I do not know what is going on when trials come, when tragedy pays a visit, when we are pushed to the boundaries of our strength. I do not know if we are being played like chess pieces in a universal battle. I do not know if there is some mastermind arranging the moves.
But I do know this.
“The Lord answered Job out of the whirlwind…” Job 38:1
I suspect that most of what happens to us is called Life, with a capital L. I suspect that being alive on planet Earth brings with it trials and tragedies, sickness and disease, fear and pain as part of our existence. But I also know that it brings victories and success, health and happiness, hope and joy. It is a beautiful tragedy that we are born into, and living it is the second test of character.
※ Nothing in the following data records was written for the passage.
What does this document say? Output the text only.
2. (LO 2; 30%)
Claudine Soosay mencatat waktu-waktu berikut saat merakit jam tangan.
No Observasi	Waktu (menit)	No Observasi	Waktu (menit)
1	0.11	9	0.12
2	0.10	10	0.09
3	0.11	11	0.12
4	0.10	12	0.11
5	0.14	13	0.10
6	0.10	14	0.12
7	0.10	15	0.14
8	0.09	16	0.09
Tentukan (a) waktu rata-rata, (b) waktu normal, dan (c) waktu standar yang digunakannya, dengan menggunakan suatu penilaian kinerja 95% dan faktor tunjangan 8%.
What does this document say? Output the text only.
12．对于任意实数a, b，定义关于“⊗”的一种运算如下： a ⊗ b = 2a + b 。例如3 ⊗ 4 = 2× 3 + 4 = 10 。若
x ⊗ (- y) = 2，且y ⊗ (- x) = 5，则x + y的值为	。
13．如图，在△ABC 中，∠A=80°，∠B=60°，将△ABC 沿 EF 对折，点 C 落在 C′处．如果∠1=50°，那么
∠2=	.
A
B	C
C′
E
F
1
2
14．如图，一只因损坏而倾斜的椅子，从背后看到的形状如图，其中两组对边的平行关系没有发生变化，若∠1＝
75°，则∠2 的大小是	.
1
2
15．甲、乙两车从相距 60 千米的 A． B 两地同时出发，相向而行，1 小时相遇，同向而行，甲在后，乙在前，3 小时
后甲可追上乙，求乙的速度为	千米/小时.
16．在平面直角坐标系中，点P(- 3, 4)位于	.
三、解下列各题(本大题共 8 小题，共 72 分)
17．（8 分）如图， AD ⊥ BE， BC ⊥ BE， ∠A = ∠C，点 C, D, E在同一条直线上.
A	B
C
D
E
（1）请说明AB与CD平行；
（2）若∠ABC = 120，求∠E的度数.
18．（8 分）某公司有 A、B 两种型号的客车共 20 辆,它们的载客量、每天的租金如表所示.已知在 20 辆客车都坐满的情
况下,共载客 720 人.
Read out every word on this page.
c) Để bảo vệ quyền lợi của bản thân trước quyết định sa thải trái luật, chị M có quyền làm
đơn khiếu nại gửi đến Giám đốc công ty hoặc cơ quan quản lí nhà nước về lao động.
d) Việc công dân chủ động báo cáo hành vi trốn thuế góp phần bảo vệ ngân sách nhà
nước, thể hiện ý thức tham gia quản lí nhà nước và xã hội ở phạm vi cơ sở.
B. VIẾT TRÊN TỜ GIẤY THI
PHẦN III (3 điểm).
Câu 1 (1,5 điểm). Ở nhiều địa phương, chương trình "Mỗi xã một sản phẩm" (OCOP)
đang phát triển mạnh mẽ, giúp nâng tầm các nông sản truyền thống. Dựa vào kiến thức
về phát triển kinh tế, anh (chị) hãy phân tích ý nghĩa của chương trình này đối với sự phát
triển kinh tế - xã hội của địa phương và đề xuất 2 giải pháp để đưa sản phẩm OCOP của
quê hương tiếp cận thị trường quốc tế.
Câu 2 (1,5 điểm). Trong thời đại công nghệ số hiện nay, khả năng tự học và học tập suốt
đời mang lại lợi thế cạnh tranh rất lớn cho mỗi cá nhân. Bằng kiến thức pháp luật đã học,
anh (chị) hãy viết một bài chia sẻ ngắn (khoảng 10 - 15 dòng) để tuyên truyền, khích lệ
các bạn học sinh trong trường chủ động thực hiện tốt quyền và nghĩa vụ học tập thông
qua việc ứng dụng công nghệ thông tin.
In Job’s case his life was restored beyond measure, but only after he realized that the universe was something bigger than himself, after he was driven to this realization:
“I have heard of you by the hearing of the ear, but now my eye sees you.” Job 42:2
I cannot tell you why we have coronavirus, I do not know why a tornado ripped through our city, I cannot provide a meaningful answer as to why a 4-year-old boy died. But I can tell you that, in the midst of your calamities, while in your battle with cancer, when life seems to offer up nothing but despair, there is a God who sees. And if you seek him, you will find Him.
He will answer you out of the whirlwind.